The mother robin and her two other children flew up into the tree and grieved bitterly for their lost Pecky, and the mother did not taste a single worm for several hours.
But Richard Whittington enjoyed his breakfast exceedingly; and he was as good-natured as possible all day, and did not scratch the baby once.
THE BOY’S MANNERS.
The Boy was going out to Roxbury. He was going alone, though he was only five years old. His Aunt Mary had put him in the horse car, and the car went directly past his house; and the Boy “hoped he did know enough to ask somebody big to ask the conductor to stop the car.”
So there the Boy was, all alone and very proud, with his legs sticking straight out, because they were not long enough to hang over,—but he did not mind that, because it showed his trousers all the better,—and his five cents clutched tight in his little warm hand.
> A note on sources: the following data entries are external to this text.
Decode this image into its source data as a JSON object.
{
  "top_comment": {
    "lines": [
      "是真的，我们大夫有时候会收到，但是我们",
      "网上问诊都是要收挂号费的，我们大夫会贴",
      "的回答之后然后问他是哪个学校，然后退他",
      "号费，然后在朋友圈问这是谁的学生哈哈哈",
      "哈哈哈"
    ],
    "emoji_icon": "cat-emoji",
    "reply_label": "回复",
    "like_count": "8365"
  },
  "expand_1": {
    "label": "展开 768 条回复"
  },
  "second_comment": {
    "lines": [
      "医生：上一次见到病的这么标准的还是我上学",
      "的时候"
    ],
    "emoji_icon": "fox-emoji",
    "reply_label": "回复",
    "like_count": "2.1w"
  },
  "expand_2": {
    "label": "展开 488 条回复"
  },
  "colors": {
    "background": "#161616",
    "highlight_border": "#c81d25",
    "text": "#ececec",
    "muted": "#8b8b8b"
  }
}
Proud as he was, the Boy had a slight feeling of uneasiness somewhere down in the bottom of his heart. His Aunt Mary had just been reading “Jack and the Bean-stalk” to him, and he was not quite sure that the man opposite him was not an ogre. He was a very, very large man, about twelve feet tall, the boy thought, and at least nine feet round. He had a wide mouth, full of sharp-looking teeth, and he rolled his eyes as he read the newspaper. He was not dressed like an ogre, and he carried no knife in sight; but it might be in one of the pockets of his big gray coat.
Altogether, the Boy did not like the looks of this man at all, but nobody else seemed to mind him. A pretty girl sat down close beside him,—a plump, tender-looking young girl,—but the big man took no notice of her or anybody else, and kept on reading his newspaper and rolling his eyes.
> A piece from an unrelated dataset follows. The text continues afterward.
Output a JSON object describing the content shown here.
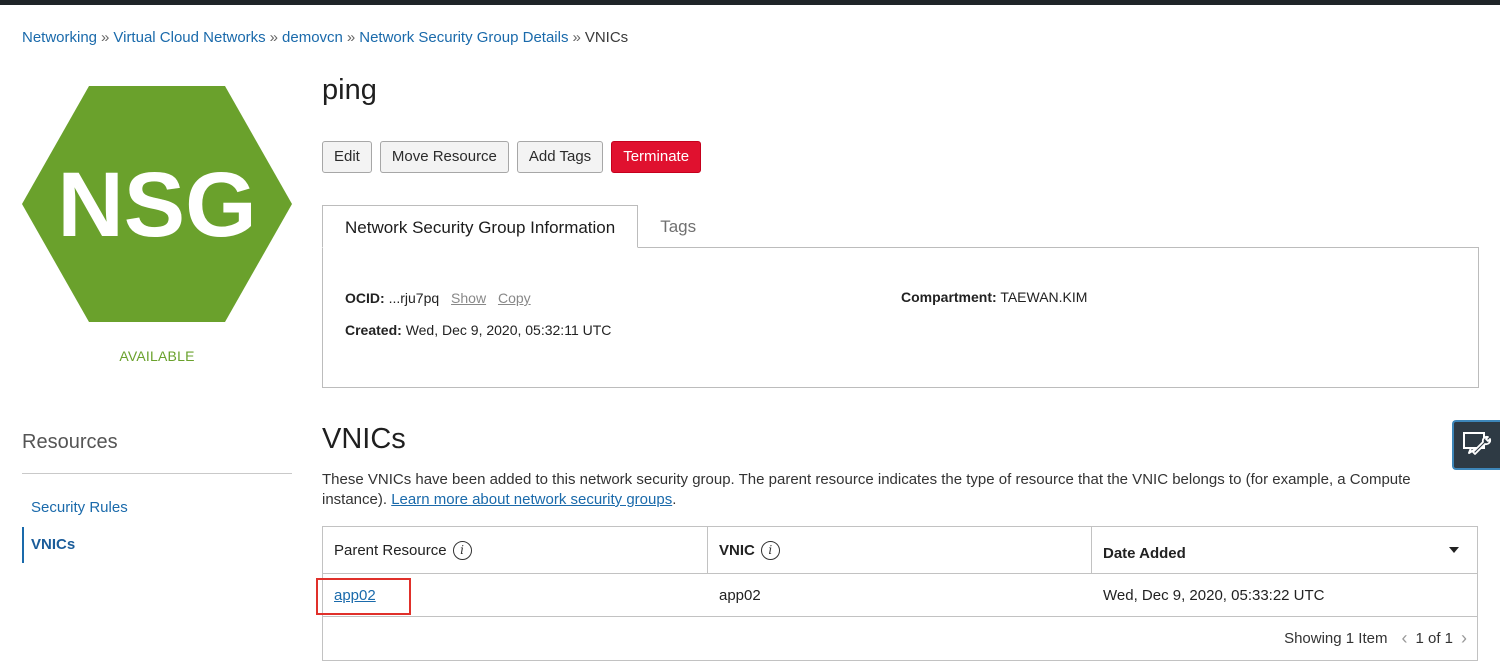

So the Boy sat still, only keeping a good lookout, so that if this formidable person should pull out a knife, or begin to grind his teeth and roar, “Fee! fi! fo! fum!” he could slip off the seat and out at the door before his huge enemy could get upon his feet.
The car began to fill up rapidly. Soon every seat was occupied, and several men were standing up. One of them trod, by accident, on the ogre’s toe,—the Boy could not help calling him the ogre, though he felt it might not be right,—and he gave a kind of growl, which made the Boy quiver and prepare to jump; but his eyes never moved from his newspaper, so the Boy sat still.